OREANDA-NEWS. April 09, 2013.
Office Sector
Several rental agreements concluded in 2009-2010 with a step-by-step indexation have led to a higher than market average rental level, thus it can be expected that for several 3-year lease agreements concluded in 2010, as well as for 5-year lease contracts concluded in 2008 some downward price adjustments will occur during this year. Earlier good landlord-tenant relations play important role in lease agreement prolongation.

Although companies prefer contemporary office buildings to older ones, total cost level (rent + additional costs) plays a significant role in decision making process. Therefore, due to continual cost-optimising purposes, a trend of moving to premises with lower rent level (somewhat less favourable location and/or older building) can be observed. While for contemporary office premises yearly average level of additional costs of 2-3 EUR/sqm/month is considered competitive then office buildings with costs below 2 EUR/sqm/month have definitely an advantage.

Retail Sector
Retail sales in grocery stores continued to grow in 2012. Compared with 2010 and 2011, the grocery market share profile in 2012 has remained broadly unchanged, although Rimi and Selver lost a slight portion of market share, while Maxima (market share increased from 15.7% in 2010 to 17.5% in 2012) and Prisma (from 7.2% in 2010 to 9.3% in 2012) were able to gain more market share due to expansion, campaign sales and opening of new stores (in 2012 Maxima and Prisma grocery chains were able to increase their sales by 15.4 and 21.1 per cent yoy respectively).

Grocery chains continue to open and build new stores in order to increase and reclaim their market share – Selver opened a new supermarket in Lasnamae city district in the beginning of March and announced about the start of the construction works of a 6,500 sqm hypermarket on Tallinn city boarder near Moigu. Rimi also declared to open four new stores across Estonia in 2013 including two stores in Tallinn.

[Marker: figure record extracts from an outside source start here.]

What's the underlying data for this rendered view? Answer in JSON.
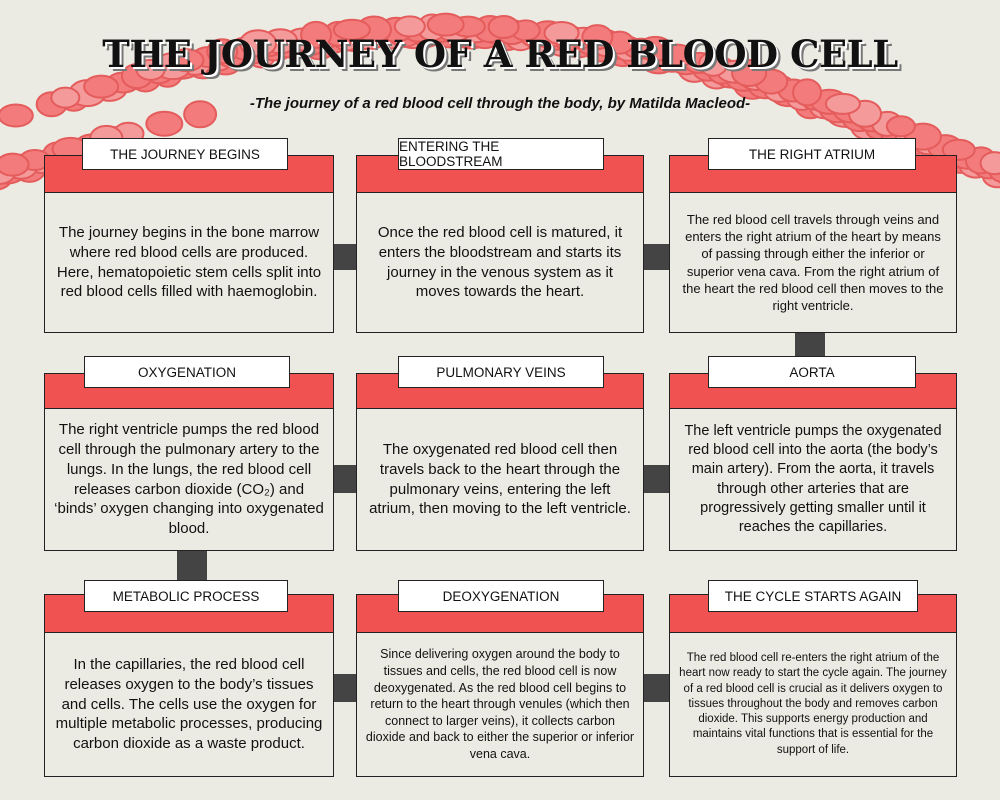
{
  "header": {
    "title": "THE JOURNEY OF A RED BLOOD CELL",
    "subtitle": "-The journey of a red blood cell through the body, by Matilda Macleod-"
  },
  "cards": [
    {
      "title": "THE JOURNEY BEGINS",
      "body": "The journey begins in the bone marrow where red blood cells are produced. Here, hematopoietic stem cells split into red blood cells filled with haemoglobin."
    },
    {
      "title": "ENTERING THE BLOODSTREAM",
      "body": "Once the red blood cell is matured, it enters the bloodstream and starts its journey in the venous system as it moves towards the heart."
    },
    {
      "title": "THE RIGHT ATRIUM",
      "body": "The red blood cell travels through veins and enters the right atrium of the heart by means of passing through either the inferior or superior vena cava. From the right atrium of the heart the red blood cell then moves to the right ventricle."
    },
    {
      "title": "OXYGENATION",
      "body": "The right ventricle pumps the red blood cell through the pulmonary artery to the lungs. In the lungs, the red blood cell releases carbon dioxide (CO₂) and ‘binds’ oxygen changing into oxygenated blood."
    },
    {
      "title": "PULMONARY VEINS",
      "body": "The oxygenated red blood cell then travels back to the heart through the pulmonary veins, entering the left atrium, then moving to the left ventricle."
    },
    {
      "title": "AORTA",
      "body": "The left ventricle pumps the oxygenated red blood cell into the aorta (the body’s main artery). From the aorta, it travels through other arteries that are progressively getting smaller until it reaches the capillaries."
    },
    {
      "title": "METABOLIC PROCESS",
      "body": "In the capillaries, the red blood cell releases oxygen to the body’s tissues and cells. The cells use the oxygen for multiple metabolic processes, producing carbon dioxide as a waste product."
    },
    {
      "title": "DEOXYGENATION",
      "body": "Since delivering oxygen around the body to tissues and cells, the red blood cell is now deoxygenated. As the red blood cell begins to return to the heart through venules (which then connect to larger veins), it collects carbon dioxide and back to either the superior or inferior vena cava."
    },
    {
      "title": "THE CYCLE STARTS AGAIN",
      "body": "The red blood cell re-enters the right atrium of the heart now ready to start the cycle again. The journey of a red blood cell is crucial as it delivers oxygen to tissues throughout the body and removes carbon dioxide. This supports energy production and maintains vital functions that is essential for the support of life."
    }
  ]
}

There is a growing interest for street retail premises among new foreign brands, who wish to enter Tallinn retail market. One of the reasons for such interest is definitely Estonia’s good recent macroeconomic results and positive market sentiment as well as favourable retail sales numbers. In addition, premises in larger shopping centres continue to be in demand, which has led to noteworthy top rent increase – rent level for prime location small retail premises has sometimes reached 60-70 EUR/sqm/month level, with the average around 25-50 EUR/sqm/month.
 
Warehouse and Industrial Market
Positive sentiment in warehouse and industrial market continues. As over the past few years companies have managed to improve their financial capability, a trend of securing good location land positions can be observed. The tendency is more popular among logistics companies, whose improved turnover numbers are strongly related to increased consumption figures in Estonia.
 
Investment Market
While during the last three years investors’ main focus has been Estonia, currently the interest has moved more towards Latvia and Lithuania. Although Latvia is expected to adopt Euro in 2014, raising the country’s trustworthiness in the eyes of investors and therefore expectably also the country’s investment activity, past months have been quite active in Lithuania. In addition to transaction with Gedimino 9 property, a high-street shopping mall in the centre of Vilnius, which East Capital acquired from Ektornet at the end of 2012 and a few other transactions with office and industrial properties over the price level of EUR 5 million, Finnish listed real estate company Technopolis Plc has signed a deal to acquire a new office campus in Vilnius. The purchase price is EUR 61.0 million and the company expects to close the deal by May 1, 2013. The net market yield of the investment is 8.2%. The net initial cash flow-based yield is 7.6% and the stabilized yield is expected to reach at 9.3%.